The case for building AI data centers in space rests on an appealing logic: solar power is stronger in space, permitting battles vanish, and launch costs keep falling. What it tends to skip past is the environment those data centers would inhabit. Low-Earth orbit isn't empty. It's a junkyard moving at 17,500 miles per hour, and every year the mess gets worse.
About 44,870 objects are now tracked by space surveillance networks, according to the European Space Agency's Space Debris User Portal. Of those, only about 9,300 are active satellites. The rest is debris: spent rocket stages, dead spacecraft, fragments from explosions and collisions. Those are just the objects large enough to track. ESA's debris model estimates 1.2 million objects between one and 10 centimeters in size, and 140 million smaller than one centimeter. A one-centimeter fragment at orbital velocity carries enough energy to destroy a satellite.
In 2024 alone, several major fragmentation events added more than 3,000 new tracked objects to the orbital population, according to ESA. Even without any additional launches, the number of space debris objects will keep growing. Fragmentation events add new debris faster than debris can naturally re-enter the atmosphere. SpaceX, Google $GOOGL, and others are considering launching thousands more large satellites in this environment.
A crowded orbit getting more crowded
Doubling the number of objects in a given orbital band increases collision risk by about four times, according to the ESA. That relationship is what makes the scenario NASA scientists Donald J. Kessler and Burton G. Cour-Palais described in their 1978 paper so dangerous. Above a certain density threshold, collisions generate fragments that cause further collisions, creating a self-sustaining cascade. NASA has warned that some experts believe low-Earth orbit is already at critical mass at altitudes between 900 and 1,000 kilometers.
The proposals on the table would concentrate new mass in the most congested orbital bands. Google's Project Suncatcher envisions clusters of 81 satellites flying in formation within a one-kilometer radius, with neighboring spacecraft separated by as little as 100 to 200 meters, at an altitude of about 650 kilometers. That's in one of the most crowded shells in low-Earth orbit. At about 550 kilometers altitude, the ESA's 2025 report shows that the number of debris objects capable of destroying a satellite has grown to roughly match the number of active satellites at that height.
SpaceX has filed with the FCC for an orbital data center constellation of up to one million satellites in low-Earth orbit — on top of the roughly 10,400 Starlink communications satellites already in orbit — with FCC authorization for 15,000 Gen2 satellites in total and an application pending for about 15,000 more. Starlink alone accounts for about 75% of all active maneuverable satellites in Earth orbit, and the operational burden is already showing. Its satellites executed about 300,000 collision-avoidance maneuvers in 2025, a 50% increase from 2024. Each satellite now performs up to 40 maneuvers per year. Every maneuver burns propellant, shortens operational life, and introduces trajectory uncertainty for other operators.

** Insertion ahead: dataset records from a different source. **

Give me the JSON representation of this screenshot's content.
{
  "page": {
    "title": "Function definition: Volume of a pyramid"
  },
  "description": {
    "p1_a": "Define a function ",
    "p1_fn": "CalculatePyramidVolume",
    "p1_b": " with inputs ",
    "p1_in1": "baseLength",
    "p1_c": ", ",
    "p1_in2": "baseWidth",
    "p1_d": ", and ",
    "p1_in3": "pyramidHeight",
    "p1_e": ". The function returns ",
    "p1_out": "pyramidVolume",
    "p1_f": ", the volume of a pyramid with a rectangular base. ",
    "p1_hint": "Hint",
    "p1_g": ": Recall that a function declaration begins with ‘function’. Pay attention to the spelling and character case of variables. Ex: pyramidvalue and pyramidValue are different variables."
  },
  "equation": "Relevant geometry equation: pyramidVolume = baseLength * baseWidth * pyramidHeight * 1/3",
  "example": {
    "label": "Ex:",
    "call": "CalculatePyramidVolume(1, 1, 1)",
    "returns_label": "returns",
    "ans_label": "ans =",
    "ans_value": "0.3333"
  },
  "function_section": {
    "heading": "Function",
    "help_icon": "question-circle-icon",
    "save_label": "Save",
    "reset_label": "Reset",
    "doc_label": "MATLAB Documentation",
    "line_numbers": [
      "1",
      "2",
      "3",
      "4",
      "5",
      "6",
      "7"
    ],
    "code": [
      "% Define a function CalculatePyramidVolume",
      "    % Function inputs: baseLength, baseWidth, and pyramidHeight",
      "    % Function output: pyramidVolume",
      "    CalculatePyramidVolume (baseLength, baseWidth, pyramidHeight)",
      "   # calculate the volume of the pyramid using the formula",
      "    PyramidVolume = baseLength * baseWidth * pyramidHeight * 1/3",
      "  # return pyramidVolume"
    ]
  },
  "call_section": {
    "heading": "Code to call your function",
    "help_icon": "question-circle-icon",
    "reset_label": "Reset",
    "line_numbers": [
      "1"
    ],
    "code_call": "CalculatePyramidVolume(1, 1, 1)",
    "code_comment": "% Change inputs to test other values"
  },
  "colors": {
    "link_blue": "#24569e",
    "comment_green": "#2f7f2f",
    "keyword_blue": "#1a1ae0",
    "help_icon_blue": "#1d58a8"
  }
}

The stakes of getting it wrong
Data center satellites would be different from communications satellites in a critical way. They'd be larger, carry more mass, and fly in tight formations that compress the margin for error. Analysis by space scientist Mojtaba Akhavan-Tafti found that when satellites fly less than a few hundred meters apart, a single impact or maneuvering failure could destroy one node and throw debris into its neighbors, turning a local accident into a chain reaction within the formation. A dense array such as Suncatcher could encounter debris larger than a grain of sand every five seconds.
The regulatory framework offers little guardrail. The U.N.'s space debris mitigation guidelines aren't legally binding, and there's no international cap on constellation size, no global enforcement mechanism for debris mitigation, and no authority with the mandate to say no to a filing for a million satellites. The FCC adopted a five-year deorbit rule in 2022 that requires operators to remove spacecraft from low-Earth orbit within five years after mission completion, but that addresses end-of-life disposal, not the scale of what gets launched. A National Space Society analysis submitted to the U.N. found that voluntary compliance "is insufficient to address the orbital debris issue and is not likely to stabilize its population growth. Only strong national or international regulation can correct this market failure."
The ESA's 2025 report calls for active debris removal, not just mitigation, to prevent collisions from compounding into a chain reaction that makes certain orbits unusable. The orbital data center thesis depends on solving heat dissipation, radiation hardening, latency, maintenance logistics, and launch economics. Those are engineering problems with engineering solutions. The debris problem is different. It's a commons problem, regulated by a framework built for an era when a few hundred satellites occupied the sky. Adding thousands of large, high-value satellites to already-stressed orbital bands raises the risk for everything else in orbit.